Swift payback for pilot death
JORDAN executed two alQa’ida prisoners before dawn yesterday, after Islamic State militants released a video purportedly showing a captured Jordanian pilot being burnt alive in a cage.
The pilot’s terrible death sparked outrage and street demonstrations in Jordan, where participation in the anti- IS coalition has not been popular.
The video emerged after a week-long drama over a possible prisoner exchange for a woman al-Qa’ida operative, who was one of the two prisoners executed.
The Jordanian military confirmed the death of Lt Muath Al-Kaseasbeh, 26, who was captured by the extremists in December, when his F-16 crashed on a mission with the US-led air campaign against IS.
In the 20-minute video purportedly showing his killing, the pilot displayed signs of having been beaten, including a black eye.
Toward the end of the clip, he is shown in an orange jumpsuit. He stands in an outdoor cage as a masked militant ignites a line of fuel leading to it.
The video, which threaten- ed other Jordanian pilots by name, was released on militant websites and bore the logo of IS’s al-Furqan media service.
Jordan made a swift and lethal response.
Government spokesman Mohammed al-Momani identified the prisoners executed by hanging as would-be suicide bomber Sajida al-Rishawi and terror plotter Ziad al-Karbouly.
Jordan had offered to trade al-Rishawi for Lt Muath alKaseasbeh but froze the swap when it received no proof the pilot was alive.
Al-Rishawi was sentenced to death after her 2005 role in a triple hotel bombing in Amman that killed 60 people.

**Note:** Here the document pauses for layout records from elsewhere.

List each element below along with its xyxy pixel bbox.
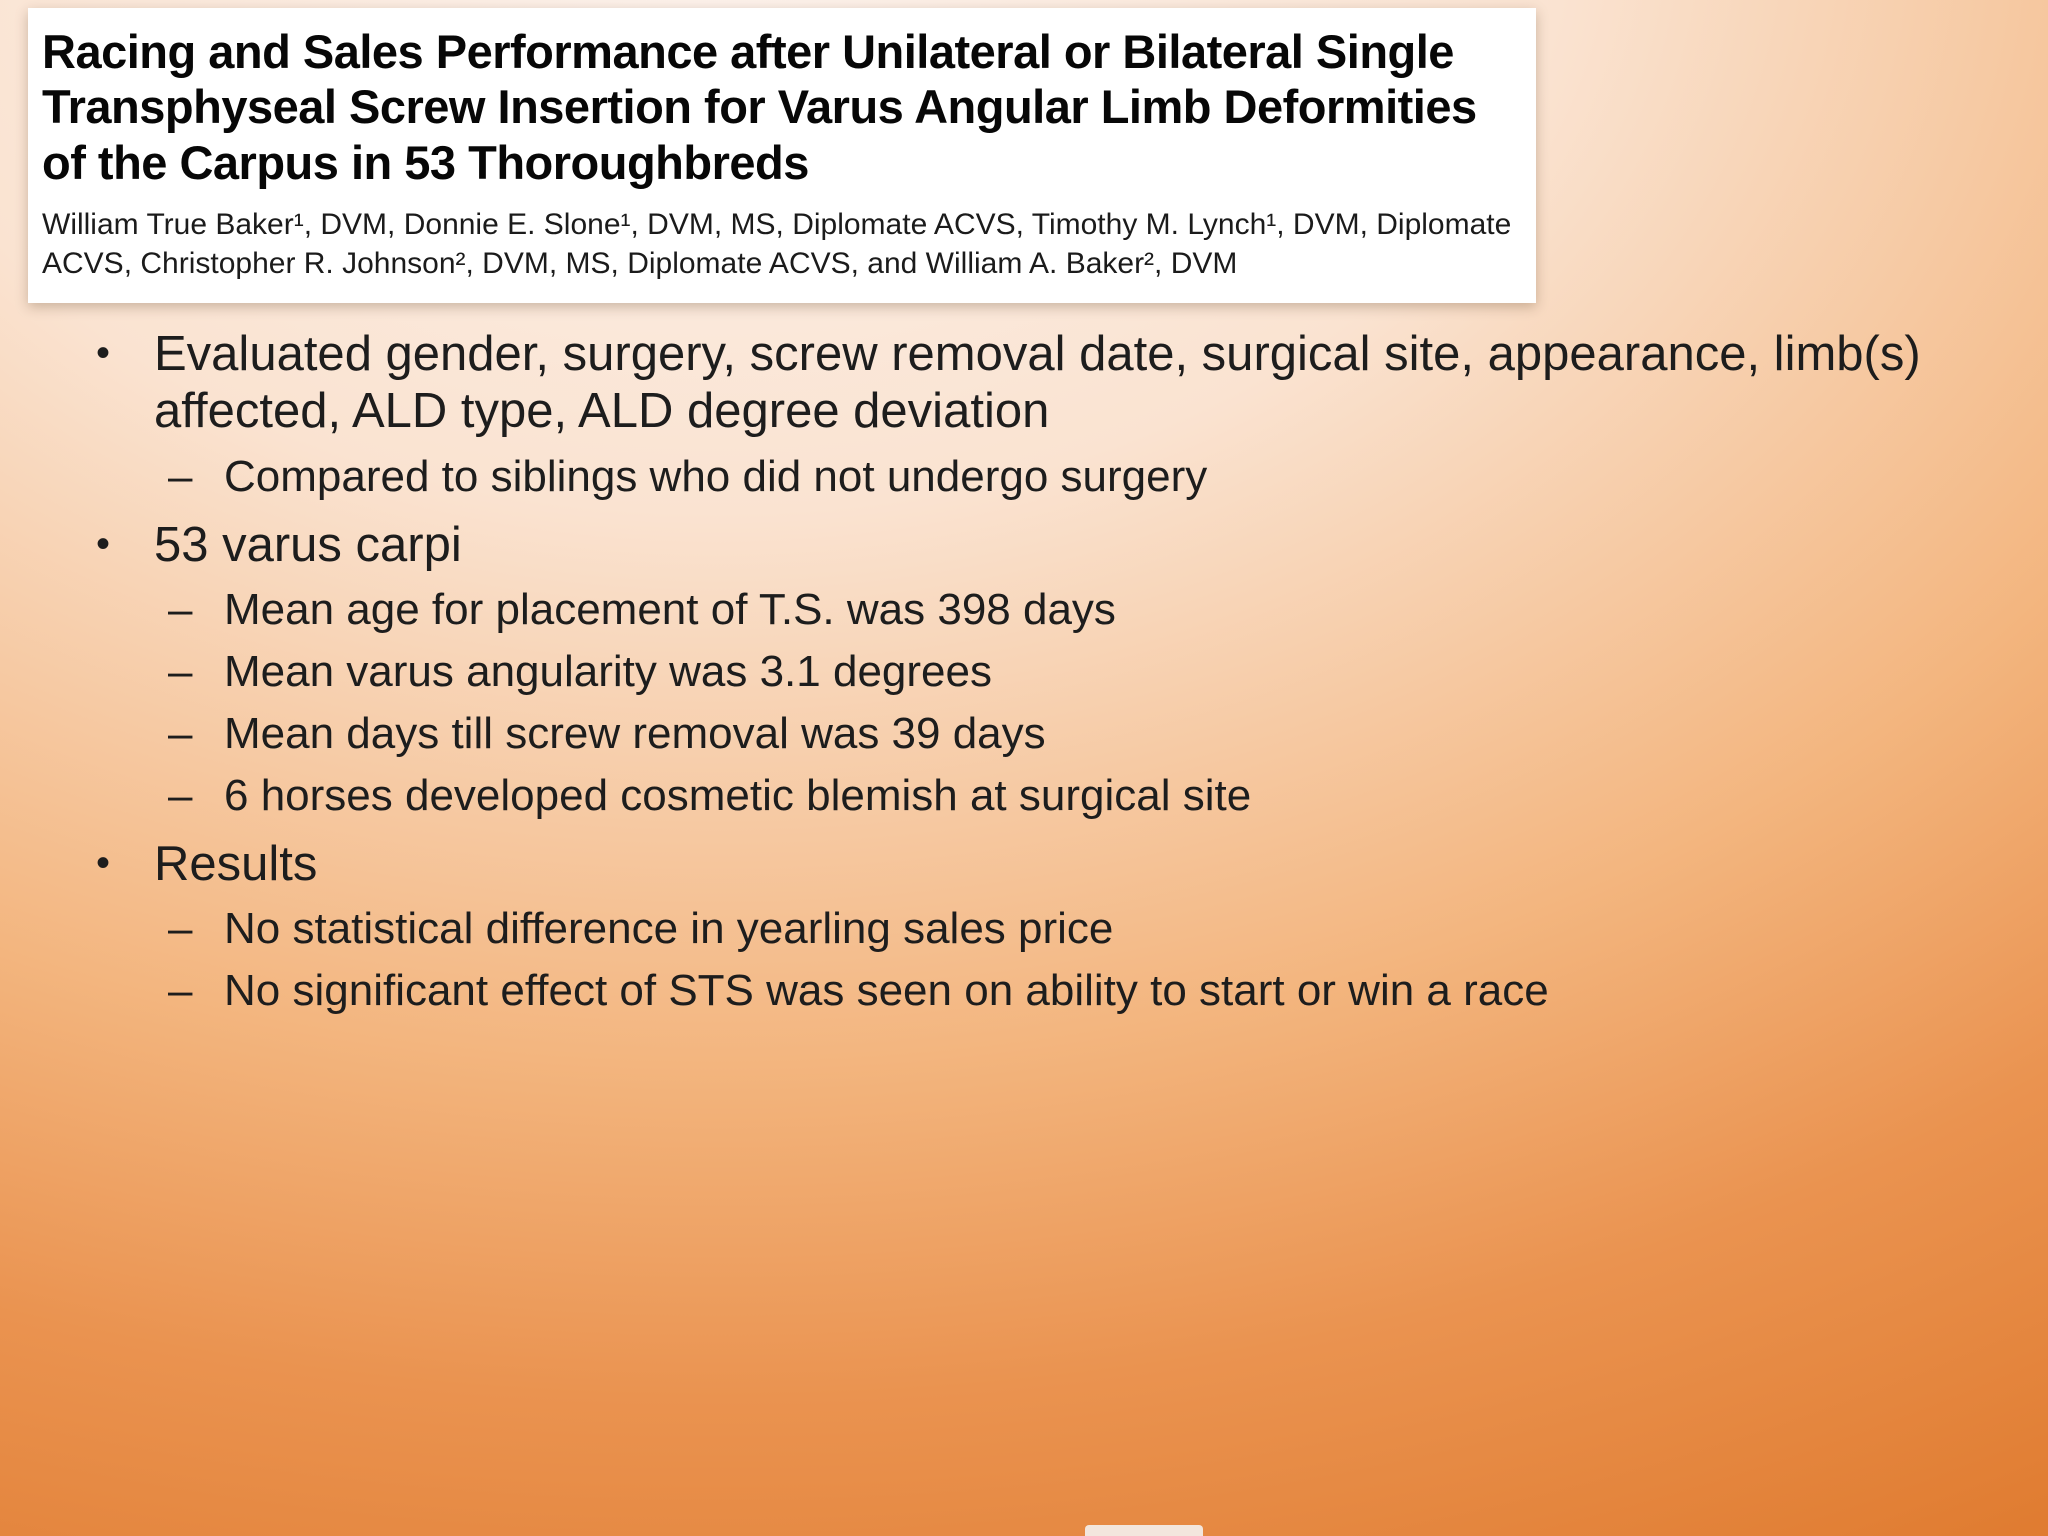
dash-icon: – (168, 451, 193, 501)
dash-icon: – (168, 584, 193, 634)
list-item: – No significant effect of STS was seen … (168, 965, 1993, 1017)
dash-icon: – (168, 646, 193, 696)
bullet-list: • Evaluated gender, surgery, screw remov… (96, 312, 1993, 1027)
dash-icon: – (168, 965, 193, 1015)
bullet-icon: • (96, 521, 111, 566)
bullet-text: Mean days till screw removal was 39 days (224, 708, 1046, 758)
bullet-icon: • (96, 840, 111, 885)
bullet-text: Evaluated gender, surgery, screw removal… (154, 327, 1921, 439)
list-item: • Results (96, 836, 1993, 893)
list-item: – Mean age for placement of T.S. was 398… (168, 584, 1993, 636)
bullet-text: Mean varus angularity was 3.1 degrees (224, 646, 992, 696)
dash-icon: – (168, 708, 193, 758)
bullet-icon: • (96, 331, 111, 375)
bullet-text: Compared to siblings who did not undergo… (224, 451, 1208, 501)
dash-icon: – (168, 770, 193, 820)
bullet-text: No statistical difference in yearling sa… (224, 903, 1114, 953)
list-item: • Evaluated gender, surgery, screw remov… (96, 326, 1993, 441)
bullet-text: No significant effect of STS was seen on… (224, 965, 1549, 1015)
bullet-text: Mean age for placement of T.S. was 398 d… (224, 584, 1116, 634)
list-item: – Mean varus angularity was 3.1 degrees (168, 646, 1993, 698)
paper-title: Racing and Sales Performance after Unila… (42, 25, 1477, 189)
bullet-text: 53 varus carpi (154, 517, 462, 572)
list-item: – 6 horses developed cosmetic blemish at… (168, 770, 1993, 822)
paper-citation-box: Racing and Sales Performance after Unila… (28, 8, 1536, 304)
list-item: • 53 varus carpi (96, 517, 1993, 574)
bullet-text: Results (154, 836, 318, 891)
bottom-edge-artifact (1085, 1525, 1203, 1536)
bullet-text: 6 horses developed cosmetic blemish at s… (224, 770, 1252, 820)
list-item: – Compared to siblings who did not under… (168, 451, 1993, 503)
list-item: – Mean days till screw removal was 39 da… (168, 708, 1993, 760)
paper-authors: William True Baker¹, DVM, Donnie E. Slon… (42, 208, 1512, 280)
list-item: – No statistical difference in yearling … (168, 903, 1993, 955)
dash-icon: – (168, 903, 193, 953)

Al-Karbouly was sent to death row in 2008 for plotting terror attacks on Jordanians in Iraq.
In Washington yesterday, Jordan’s King Abdullah II and US President Barack Obama vowed at a hastily arranged White House meeting not to let up in the fight against IS.
The killing of the pilot appeared aimed at pressuring the government of Jordan to leave the coalition that has launched months of airstrikes on IS positions in Syria and Iraq.
But the extremists’ brutality against a fellow Muslim could backfire and turn other Sunni Muslims against them.